El caso es que la comunidad internacional no se aviene en sus visiones e intereses contrapuestos sobre Venezuela, acelerando el desmoronamiento de la resistencia, actualmente amenazada por el entramado criminal gobernante –suman 336 los presos políticos y militares que permanecen en las mazmorras dictatoriales–, y otra parte ha sido corrompida por los operadores de este.

Estados Unidos y los países de la OEA trabajan sujetos a un marco de provisionalidad constitucional sancionado por la Asamblea Nacional legítima ante el desmantelamiento consumado de la Constitución. El Estatuto para la Transición hacia la Democracia –carta provisional– postula la cesación de la usurpación y el desarrollo de un proceso de relegitimación de poderes progresivo, sin sujeción a términos constitucionales exactos dadas las circunstancias y hasta tanto se alcanzan las condiciones para unas elecciones libres.

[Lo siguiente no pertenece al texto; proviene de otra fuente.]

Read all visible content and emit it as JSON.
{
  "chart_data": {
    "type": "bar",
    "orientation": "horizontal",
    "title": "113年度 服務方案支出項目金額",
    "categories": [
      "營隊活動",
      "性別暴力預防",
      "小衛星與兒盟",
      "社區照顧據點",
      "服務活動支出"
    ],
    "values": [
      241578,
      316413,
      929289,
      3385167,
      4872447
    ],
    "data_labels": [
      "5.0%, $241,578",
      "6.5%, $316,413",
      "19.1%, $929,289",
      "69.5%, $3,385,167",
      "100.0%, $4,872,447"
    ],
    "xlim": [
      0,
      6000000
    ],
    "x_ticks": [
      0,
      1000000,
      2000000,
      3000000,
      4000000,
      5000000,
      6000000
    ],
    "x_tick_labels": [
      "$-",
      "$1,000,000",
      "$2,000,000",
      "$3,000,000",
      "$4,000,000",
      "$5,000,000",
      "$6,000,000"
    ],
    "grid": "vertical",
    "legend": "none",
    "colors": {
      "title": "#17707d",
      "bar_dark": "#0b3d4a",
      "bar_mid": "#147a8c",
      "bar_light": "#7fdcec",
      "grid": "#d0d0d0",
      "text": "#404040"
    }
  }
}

La continuidad del parlamento es consecuencia estatutaria, para evitar la disrupción de la provisionalidad.

No obstante, el canciller europeo Josep Borrell tamiza la naturaleza del régimen represor y le sitúa en paridad moral con la resistencia que conduce Guaidó. Obvia la sustitución inmediata de Maduro, acusado de crímenes de lesa humanidad, y acompaña el pedido de este para realizar en diciembre o sólo algunos meses después unas elecciones parlamentarias para frenar el incómodo interinato democratizador. Arguyen aquellos, al efecto, las previsiones de una Constitución desmaterializada, confirmada por las resoluciones de la OEA y la propia Asamblea Nacional.

Henrique Capriles, excandidato presidencial, hasta ayer parte de la resistencia democrática, junto a otros dos excandidatos presidenciales del siglo XX –Claudio Fermín, socialdemócrata, y Eduardo Fernández, socialcristiano– ha optado por entenderse electoralmente con Maduro y sus ministros. Pide como Borrell que se cumpla con lo que manda la Constitución “derogada” y obviar el Estatuto constitucional de la transición en vigencia. Les resulta secundario el contexto, a saber, que el régimen ha confiscado los símbolos de los partidos, rediseñado las circunscripciones para el voto, designado un Poder Electoral a su medida, incrementado en más de un centenar el número de diputados, y anunciado que los militares, llegado el día, buscarán a los electores en sus casas “para protegerlos”. La ONU, por lo pronto, le pidió a la Corte Penal Internacional y a la jurisdicción universal de los Estados encargarse de las persecuciones del represor venezolano y su corte de narcogenerales.